I can’t make time stand still and give a well-composed answer.  For now, at least I am on the record.  Children with anxiety disorders deserve their suffering to be recognized and they deserve the opportunity to get better.  Bravo to the parents who have the courage to reach out.


[i] “Why Speak Up.”  Speak Up for Kids: Child Mind Institute.  Child Mind Institute. Web. 16 July, 2013.  <http://speakup.childmind.org/why_speak_up/&gt;.
[ii] “Anxiety Disorders in Children and Adolescents (Fact Sheet).”  National Institute of Mental Health.  National Institute of Mental Health.  Web. 16 July, 2013. http://www.nimh.nih.gov/health/publications/anxiety-disorders-in-children-and-adolescents/index.shtml.

An Ending at the Beginning

As I write what is to be the first blog entry of my new site, I find myself compelled to share a story about an ending.  Not too long ago a young patient who had struggled with anxiety came in for session full of energy, family in tow.  I sat ready to set an agenda for the day’s session.  Instead, my patient told me with a smile to sit back, watch and listen.  So all of us sat back in my office and were treated to a 20 minute, one-person show (complete with props) about how to defeat the “Worry Monster.”

In case you’re wondering, the Worry Monster is a generic term some therapists use to helpIMG_1687 younger patients conceptualize their anxiety.  We talk about anxiety or worry like it’s a bully who keeps coming by to boss you around.  Defeating the Worry Monster means learning how to boss back and put him (or her) into his place.  Many of my young patients quickly latch onto this concept and delight in doing some bossing around of their own.

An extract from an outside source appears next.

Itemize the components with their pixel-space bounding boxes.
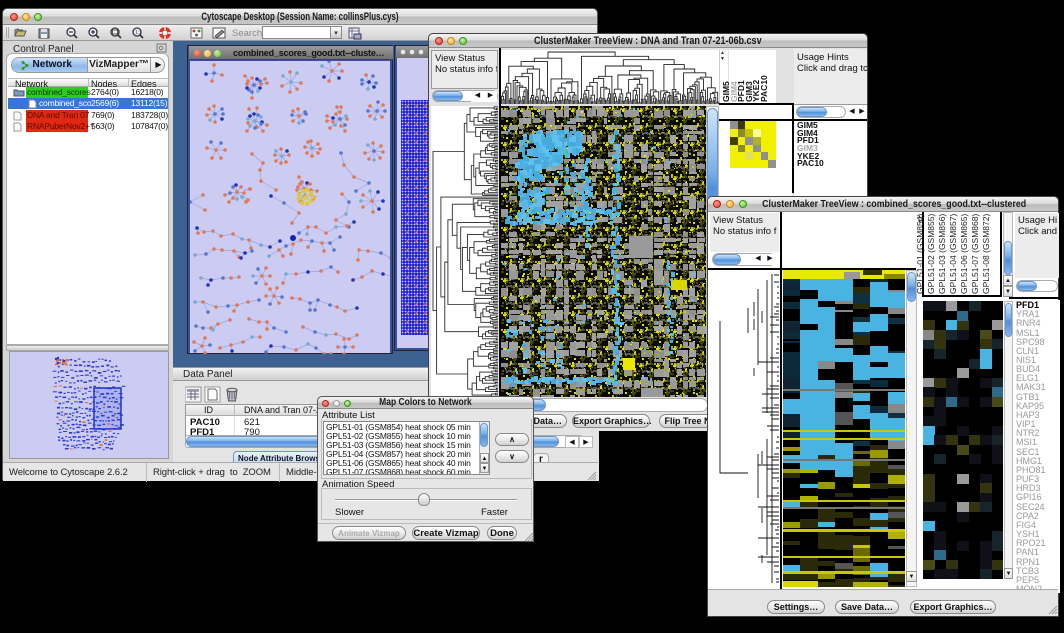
svg-text:1:1: 1:1 xyxy=(135,30,142,36)
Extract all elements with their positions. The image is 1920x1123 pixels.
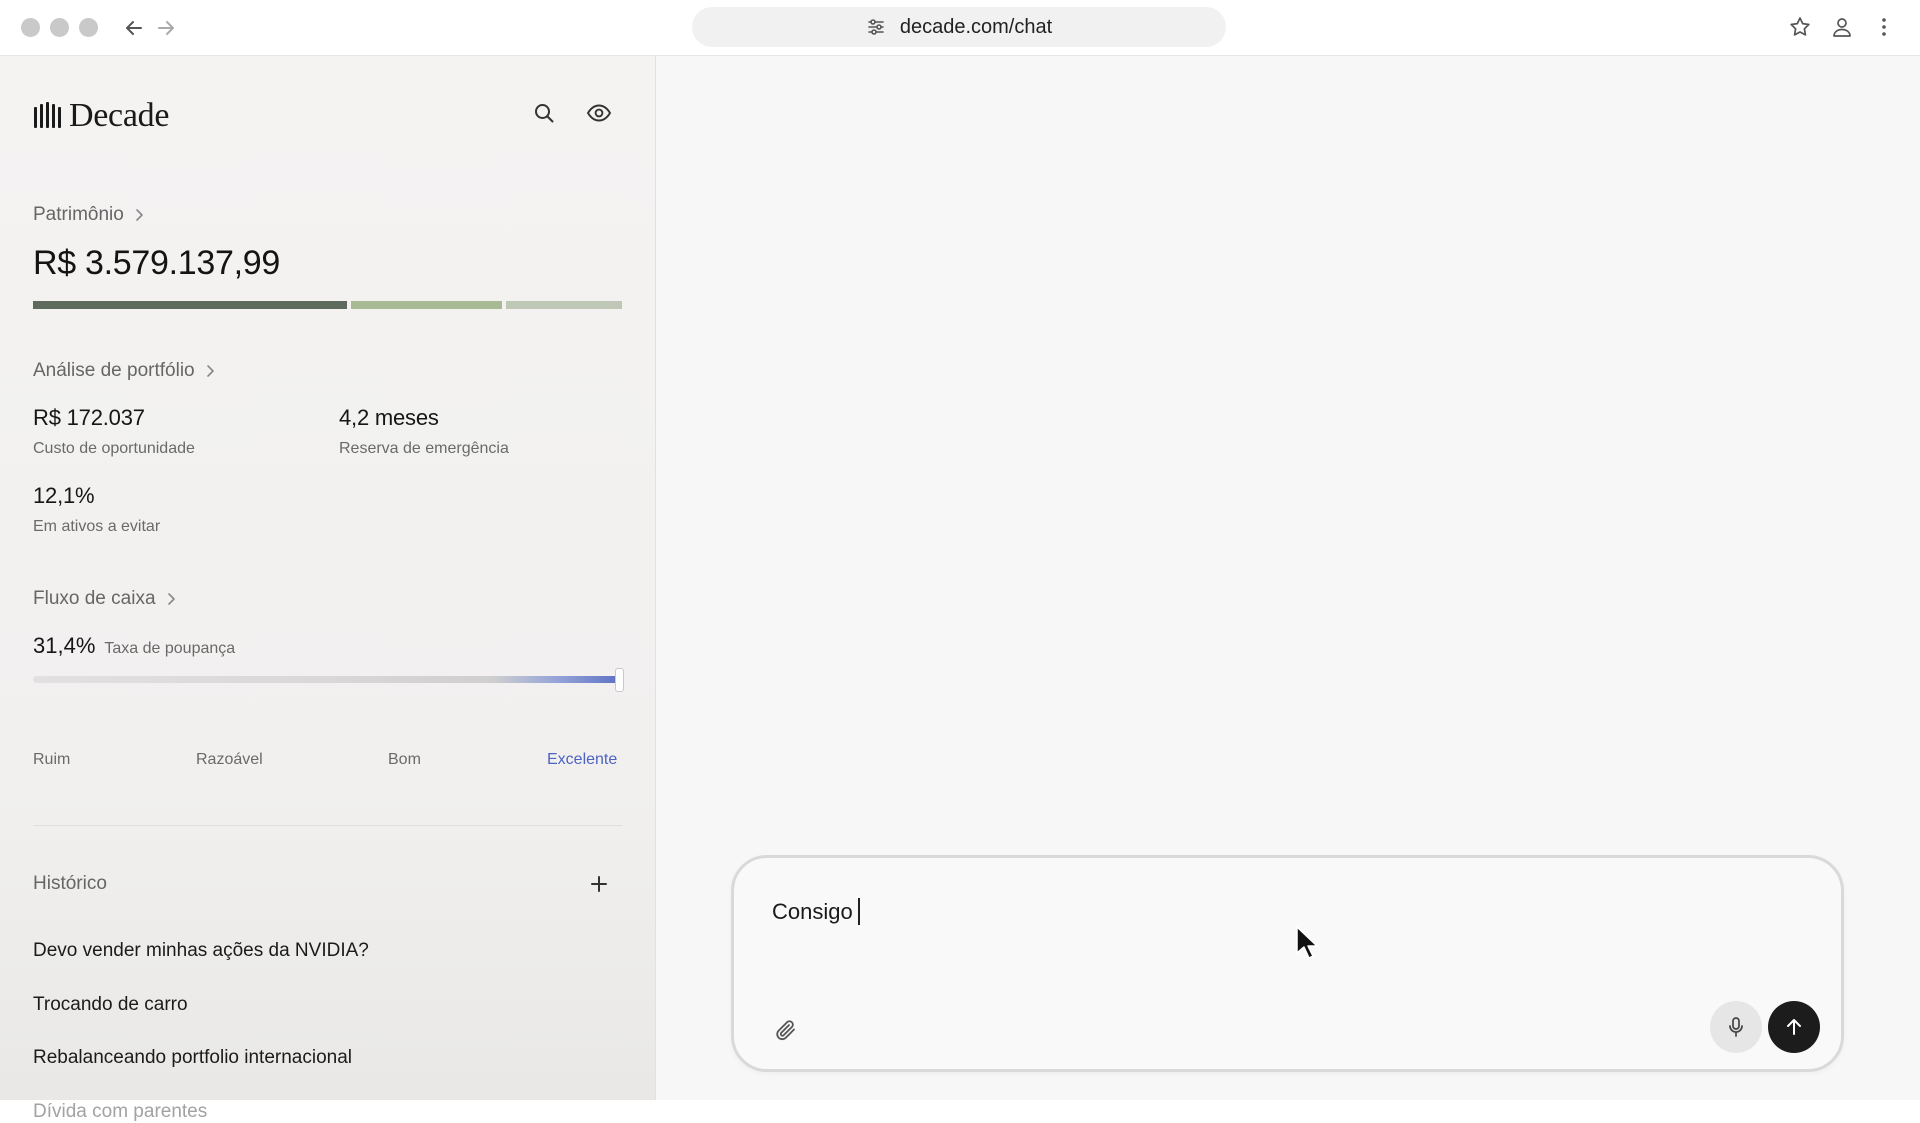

So…back to the session.  This play was so thorough, so complete in its understanding of anxiety, its description of how to overcome it and the breadth of tools it employed to be victorious that I was completely giddy.  I immediately congratulated my patient, and the whole family, on becoming so well informed and on understanding how to implement that knowledge.  What I knew, upon seeing this play, was that we were at the beginning of the end of treatment.

This was not the first time that I’ve been schooled by a patient in the ways of dealing with anxiety.  Hopefully, it will not be the last.  What it represents for me is what treatment is all about – getting patients to the point where they don’t need to be seeing me regularly anymore.  No matter what goal treatment starts with, there is one underlying goal that is common among the people I treat – to get their situation to the point where they intrinsically know how to respond to potential struggles and they no longer need me in order to cope well.  When I am working with anxiety, parents and patients often ask me how we will know when it is time to stop treatment.  One of the things I tell them is:  “We will know it’s time to stop treatment when you (or your child) start coming in and telling me how to intervene, and you actually are able to go ahead and successfully use the interventions you come up with.”

When I work with anxiety, a good deal of what I do is to teach.  I work to educate children and adults about what anxiety is, what maintains it and what puts it in its place and makes it manageable.  I find that when people have a way to understand their struggles, a frame to put it in, that treatment makes much more sense.  Even my youngest patients can understand anxiety when I put it in their terms.  When they understand, they feel more powerful…and they delight in taking charge of their lives.

When my young patient arrived for treatment and taught ME how to deal with anxiety, I knew we were at the beginning of the end of treatment.  I’m not sure who was more delighted at this prospect – me or patient and family.  We had strived together to get to this point.  The payoff was a child who had emerged from fear, who felt powerful instead of powerless and who felt ready to take on what anxiety might dispatch.  I think that this experience, and others like it, is what I bring into the beginning of treatment with each new patient.  I bring the belief that with each new beginning, each first step into treatment for people who are struggling with fear and worry, there is hope for a more empowered ending.  And it is my honor to be told to sit back, watch and listen as they move forward to live their lives.